Ivanov Iu D, Bukharina N S, Frantsuzov P A, Krokhin N V, Kanashenko S L, Archakov A I
Biomed Khim. 2013 Jul-Aug;59(4):378-87. doi: 10.18097/pbmc20135904378.
Atomic force microscopy with two types of probes - standard (radius of curvature R approximately 10 nm) and supersharp (R approximately 2 nm)- was used to determine CYP102A1oligomeric state. CYP102A1 images were obtained in a liquid, air and vacuum environment using the standard probes, also a ratio of monomers to oligomers (alpha) of CYP102A1 were determined as alpha=0.48:0.52. At the same time use of standard probes did not allow to resolve the structure of these oligomers. Supersharp probes allowed to obtain the data about the monomers to oligomers ratio, and also about the dimers/trimers/tetramers ratio in air and vacuum. So, a ratio alpha of CYP102A1 in liquid can be determined by the standard probes, and an oligomeric state of protein can be specified by the supersharp probes.
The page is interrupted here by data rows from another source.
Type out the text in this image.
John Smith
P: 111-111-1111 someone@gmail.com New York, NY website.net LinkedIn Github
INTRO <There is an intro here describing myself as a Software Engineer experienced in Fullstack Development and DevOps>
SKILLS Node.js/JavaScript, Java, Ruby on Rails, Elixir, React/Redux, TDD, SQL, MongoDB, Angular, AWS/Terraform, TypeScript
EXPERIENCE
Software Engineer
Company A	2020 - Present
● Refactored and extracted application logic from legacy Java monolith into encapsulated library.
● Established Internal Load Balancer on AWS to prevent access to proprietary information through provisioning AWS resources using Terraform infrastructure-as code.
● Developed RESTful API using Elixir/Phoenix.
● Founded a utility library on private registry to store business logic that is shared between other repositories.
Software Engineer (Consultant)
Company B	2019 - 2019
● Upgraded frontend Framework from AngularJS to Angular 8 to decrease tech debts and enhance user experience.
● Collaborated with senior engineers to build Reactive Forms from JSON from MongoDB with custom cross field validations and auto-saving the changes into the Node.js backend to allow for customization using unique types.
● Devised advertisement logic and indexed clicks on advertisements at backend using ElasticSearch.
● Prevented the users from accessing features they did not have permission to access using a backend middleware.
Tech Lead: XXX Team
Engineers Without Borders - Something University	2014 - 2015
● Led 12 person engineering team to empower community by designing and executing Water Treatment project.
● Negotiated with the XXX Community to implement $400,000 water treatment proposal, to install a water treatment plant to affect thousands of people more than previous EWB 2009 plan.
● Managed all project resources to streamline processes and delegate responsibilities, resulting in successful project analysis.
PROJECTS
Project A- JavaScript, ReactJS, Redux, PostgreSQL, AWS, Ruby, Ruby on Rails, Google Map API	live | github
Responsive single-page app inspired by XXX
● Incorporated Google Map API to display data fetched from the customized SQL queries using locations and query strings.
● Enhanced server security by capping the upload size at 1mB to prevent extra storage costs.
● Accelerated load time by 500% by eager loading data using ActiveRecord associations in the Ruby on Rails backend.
使用两种类型的探针——标准探针(曲率半径R约为10纳米)和超尖探针(R约为2纳米)的原子力显微镜来确定CYP102A1的寡聚状态。使用标准探针在液体、空气和真空环境中获取CYP102A1图像,同时确定CYP102A1单体与寡聚体的比例(α)为α = 0.48:0.52。同时,使用标准探针无法解析这些寡聚体的结构。超尖探针能够获取关于空气和真空中单体与寡聚体比例以及二聚体/三聚体/四聚体比例的数据。因此,液体中CYP102A1的比例α可通过标准探针确定,而蛋白质的寡聚状态可由超尖探针明确。